Network interface reorder after upgrade to 8.7.1
Problem
In rare cases, after the upgrade, the order of some network interfaces may change, breaking firewall functionality and system accessibility.
When the problem occurs
- Upgrade to version 8.7.1 or later from any earlier version of NethSecurity 8 (including 8-24.10.0-ns.1.6.0)
- Presence of multiple network interface types with different brands or drivers
Having mixed interface types does not automatically mean the problem will occur. In most cases the upgrade completes without any issues.

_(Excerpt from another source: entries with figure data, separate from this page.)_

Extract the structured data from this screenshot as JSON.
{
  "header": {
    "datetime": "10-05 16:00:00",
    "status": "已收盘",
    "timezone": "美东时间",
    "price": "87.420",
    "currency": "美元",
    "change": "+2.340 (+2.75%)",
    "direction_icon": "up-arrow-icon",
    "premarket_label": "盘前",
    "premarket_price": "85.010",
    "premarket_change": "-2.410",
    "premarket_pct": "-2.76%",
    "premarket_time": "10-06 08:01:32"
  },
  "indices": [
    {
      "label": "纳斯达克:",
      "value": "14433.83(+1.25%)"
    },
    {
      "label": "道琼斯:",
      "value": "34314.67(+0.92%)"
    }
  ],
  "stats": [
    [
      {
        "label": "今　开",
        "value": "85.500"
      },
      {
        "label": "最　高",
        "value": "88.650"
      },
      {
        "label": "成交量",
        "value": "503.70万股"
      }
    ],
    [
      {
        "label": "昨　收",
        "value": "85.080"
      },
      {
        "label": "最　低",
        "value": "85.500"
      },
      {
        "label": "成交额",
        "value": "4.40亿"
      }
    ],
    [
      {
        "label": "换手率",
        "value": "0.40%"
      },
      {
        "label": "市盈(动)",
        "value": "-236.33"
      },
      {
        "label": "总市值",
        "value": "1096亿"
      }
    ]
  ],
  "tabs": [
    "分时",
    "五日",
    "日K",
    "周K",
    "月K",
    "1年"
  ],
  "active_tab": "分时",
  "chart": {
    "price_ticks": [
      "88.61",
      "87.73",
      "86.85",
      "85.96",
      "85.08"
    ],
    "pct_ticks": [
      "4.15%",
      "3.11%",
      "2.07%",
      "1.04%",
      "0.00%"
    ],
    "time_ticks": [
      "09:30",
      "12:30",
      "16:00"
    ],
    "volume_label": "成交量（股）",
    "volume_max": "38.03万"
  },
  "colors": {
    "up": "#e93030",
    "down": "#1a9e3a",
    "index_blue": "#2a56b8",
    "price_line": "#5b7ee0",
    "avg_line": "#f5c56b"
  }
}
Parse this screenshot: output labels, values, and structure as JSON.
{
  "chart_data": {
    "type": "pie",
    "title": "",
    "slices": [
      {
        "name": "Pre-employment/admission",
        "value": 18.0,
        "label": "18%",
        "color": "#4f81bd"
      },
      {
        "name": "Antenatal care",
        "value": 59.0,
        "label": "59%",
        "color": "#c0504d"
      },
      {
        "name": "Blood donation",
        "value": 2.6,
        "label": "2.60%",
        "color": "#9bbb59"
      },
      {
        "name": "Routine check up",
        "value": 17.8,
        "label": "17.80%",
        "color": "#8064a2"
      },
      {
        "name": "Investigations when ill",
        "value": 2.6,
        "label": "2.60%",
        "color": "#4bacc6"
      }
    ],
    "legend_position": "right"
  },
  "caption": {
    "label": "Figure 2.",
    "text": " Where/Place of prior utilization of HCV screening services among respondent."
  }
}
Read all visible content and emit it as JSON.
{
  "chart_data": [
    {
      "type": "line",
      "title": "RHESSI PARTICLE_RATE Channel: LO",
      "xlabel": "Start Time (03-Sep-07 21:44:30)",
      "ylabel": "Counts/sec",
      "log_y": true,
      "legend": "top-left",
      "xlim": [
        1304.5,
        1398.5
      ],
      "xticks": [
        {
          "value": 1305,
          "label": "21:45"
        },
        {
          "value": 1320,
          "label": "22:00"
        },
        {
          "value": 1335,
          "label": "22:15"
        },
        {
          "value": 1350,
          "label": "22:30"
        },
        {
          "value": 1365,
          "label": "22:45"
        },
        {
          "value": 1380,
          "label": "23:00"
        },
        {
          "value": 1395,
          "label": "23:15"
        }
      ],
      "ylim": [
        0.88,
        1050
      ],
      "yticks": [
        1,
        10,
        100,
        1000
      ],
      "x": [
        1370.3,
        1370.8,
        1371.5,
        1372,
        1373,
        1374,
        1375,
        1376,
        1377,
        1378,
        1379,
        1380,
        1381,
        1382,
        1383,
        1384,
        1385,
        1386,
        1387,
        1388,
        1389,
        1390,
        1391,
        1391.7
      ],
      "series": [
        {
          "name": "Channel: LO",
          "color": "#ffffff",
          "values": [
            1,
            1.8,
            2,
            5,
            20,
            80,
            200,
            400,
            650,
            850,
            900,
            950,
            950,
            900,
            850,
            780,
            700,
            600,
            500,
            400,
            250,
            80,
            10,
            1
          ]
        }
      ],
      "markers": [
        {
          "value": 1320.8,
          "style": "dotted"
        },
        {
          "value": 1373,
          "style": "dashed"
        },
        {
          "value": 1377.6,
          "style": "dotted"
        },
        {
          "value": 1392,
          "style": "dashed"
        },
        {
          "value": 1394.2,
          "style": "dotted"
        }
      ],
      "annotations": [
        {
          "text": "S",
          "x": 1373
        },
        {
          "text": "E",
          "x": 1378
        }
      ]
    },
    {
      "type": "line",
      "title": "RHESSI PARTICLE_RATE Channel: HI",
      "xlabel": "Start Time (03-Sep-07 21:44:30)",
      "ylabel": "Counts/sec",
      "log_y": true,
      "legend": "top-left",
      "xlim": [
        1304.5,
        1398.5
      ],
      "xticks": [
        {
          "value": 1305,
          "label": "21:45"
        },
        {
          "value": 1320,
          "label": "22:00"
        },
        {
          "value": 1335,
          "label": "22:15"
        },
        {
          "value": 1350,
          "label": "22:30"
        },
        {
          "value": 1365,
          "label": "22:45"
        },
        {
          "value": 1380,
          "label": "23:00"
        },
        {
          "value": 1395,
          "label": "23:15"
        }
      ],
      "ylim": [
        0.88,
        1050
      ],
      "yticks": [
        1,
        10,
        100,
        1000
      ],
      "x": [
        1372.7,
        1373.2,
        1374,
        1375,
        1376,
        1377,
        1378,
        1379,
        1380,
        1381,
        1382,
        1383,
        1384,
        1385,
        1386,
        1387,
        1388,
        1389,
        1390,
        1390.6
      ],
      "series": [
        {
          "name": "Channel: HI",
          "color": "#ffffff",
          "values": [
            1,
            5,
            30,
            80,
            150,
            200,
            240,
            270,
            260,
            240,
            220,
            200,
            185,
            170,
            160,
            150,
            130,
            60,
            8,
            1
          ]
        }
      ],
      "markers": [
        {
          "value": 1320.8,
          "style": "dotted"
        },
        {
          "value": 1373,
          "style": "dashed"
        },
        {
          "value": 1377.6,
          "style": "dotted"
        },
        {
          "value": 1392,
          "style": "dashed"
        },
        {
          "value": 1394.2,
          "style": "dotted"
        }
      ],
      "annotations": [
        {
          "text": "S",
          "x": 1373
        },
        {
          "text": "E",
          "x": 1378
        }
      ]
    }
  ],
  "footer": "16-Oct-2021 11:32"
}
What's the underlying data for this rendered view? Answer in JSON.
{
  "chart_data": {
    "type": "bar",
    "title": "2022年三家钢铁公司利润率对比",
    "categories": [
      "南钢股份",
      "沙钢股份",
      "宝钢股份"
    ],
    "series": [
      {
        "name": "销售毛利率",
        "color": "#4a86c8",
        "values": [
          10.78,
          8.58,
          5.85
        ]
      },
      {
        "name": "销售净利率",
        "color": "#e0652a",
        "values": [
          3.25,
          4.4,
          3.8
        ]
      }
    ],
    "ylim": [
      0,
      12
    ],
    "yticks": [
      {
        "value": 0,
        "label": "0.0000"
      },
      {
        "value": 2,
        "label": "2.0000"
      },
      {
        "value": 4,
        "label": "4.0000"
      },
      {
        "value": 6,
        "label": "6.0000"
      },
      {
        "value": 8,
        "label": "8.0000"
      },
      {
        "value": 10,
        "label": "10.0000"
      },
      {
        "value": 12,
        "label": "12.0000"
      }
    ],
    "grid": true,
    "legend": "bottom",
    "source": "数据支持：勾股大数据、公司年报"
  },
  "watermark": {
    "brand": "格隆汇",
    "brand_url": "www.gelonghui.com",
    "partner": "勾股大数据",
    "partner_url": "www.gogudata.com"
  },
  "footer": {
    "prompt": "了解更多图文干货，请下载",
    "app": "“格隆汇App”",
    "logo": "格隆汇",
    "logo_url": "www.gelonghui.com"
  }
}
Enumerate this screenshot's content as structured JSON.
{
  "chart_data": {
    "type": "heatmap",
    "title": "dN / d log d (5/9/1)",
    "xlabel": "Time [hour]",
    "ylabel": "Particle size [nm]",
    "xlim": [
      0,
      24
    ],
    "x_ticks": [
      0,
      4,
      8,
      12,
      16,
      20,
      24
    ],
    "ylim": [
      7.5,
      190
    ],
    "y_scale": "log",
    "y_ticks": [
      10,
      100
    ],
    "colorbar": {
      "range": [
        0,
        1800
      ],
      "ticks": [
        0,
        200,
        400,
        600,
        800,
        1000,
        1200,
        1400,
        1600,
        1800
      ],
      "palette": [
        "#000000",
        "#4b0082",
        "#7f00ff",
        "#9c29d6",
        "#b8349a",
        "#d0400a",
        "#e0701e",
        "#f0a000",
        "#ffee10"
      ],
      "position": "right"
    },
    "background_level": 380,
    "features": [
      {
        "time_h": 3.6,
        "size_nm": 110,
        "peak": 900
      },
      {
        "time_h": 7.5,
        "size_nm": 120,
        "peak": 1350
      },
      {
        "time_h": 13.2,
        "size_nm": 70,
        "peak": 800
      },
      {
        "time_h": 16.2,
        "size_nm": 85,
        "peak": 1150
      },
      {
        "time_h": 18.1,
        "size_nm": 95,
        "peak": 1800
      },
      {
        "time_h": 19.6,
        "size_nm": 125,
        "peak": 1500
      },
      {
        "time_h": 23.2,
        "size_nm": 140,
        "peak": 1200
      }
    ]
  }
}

When the problem does NOT occur
- Nethesis boxes
- Devices where all interfaces are the same type
- Migrations from NethSecurity 7.9 — not affected even with heterogeneous hardware
How to check
If you suspect a server may be at risk, check the output of lspci to look for mixed interface types. Example of a potentially affected machine (Intel and Realtek cards):
root@nethesis:~# lspci -nn | grep 0200
00:1f.6 Ethernet controller [0200]: Intel Corporation Ethernet Connection (2) I219-V [8086:15b8] (rev 31
01:00.0 Ethernet controller [0200]: Realtek Semiconductor Co., Ltd. RTL8111/8168/8211/8411 PCI Express Gigabit Ethernet Controller [10ec:8168] (rev 06)
02:00.0 Ethernet controller [0200]: Realtek Semiconductor Co., Ltd. RTL8111/8168/8211/8411 PCI Express Gigabit Ethernet Controller [10ec:8168] (rev 06)
- Plan the upgrade carefully if the machine appears potentially affected
- If you frequently use the same hardware models, note that behavior tends to be consistent:
- if one machine has the problem, similar machines likely will too
- if one is unaffected, others of the same type are likely fine as well
Fix
For systems with ethernet interfaces from different manufacturers that have not yet been upgraded, a script is available that performs the upgrade while preserving the network configuration.
Quick instructions:
# Download the script
curl -fsSL https://docs.nethsecurity.org/_static/tutorial/network-interface-reorder-after-upgrade-8-7-1/ns-upgrade-fix-eth -o /root/ns-upgrade-fix-eth
# Make it executable
chmod a+x /root/ns-upgrade-fix-eth
# Run it
/root/ns-upgrade-fix-eth
What it does
- Before the upgrade: saves ethernet MAC addresses to
/root/eth-mac-mappingand configures auto-correction on the next boot. - Asks whether to install the update immediately, then downloads it and reboots. If you cannot reboot immediately, use the NethSecurity UI to run or schedule the update. Do not reboot NethSecurity before upgrading.
- After the upgrade: detects any ethernet name changes via MAC address, updates
/etc/config/networkto use the new device names, and reboots if names have changed. - If nothing changed, it only logs and does nothing. The additional reboot in case of changes adds about one minute to upgrade time (depends on BIOS).
All activity is logged to /var/log/messages and /root/ns-upgrade-fix-eth.log.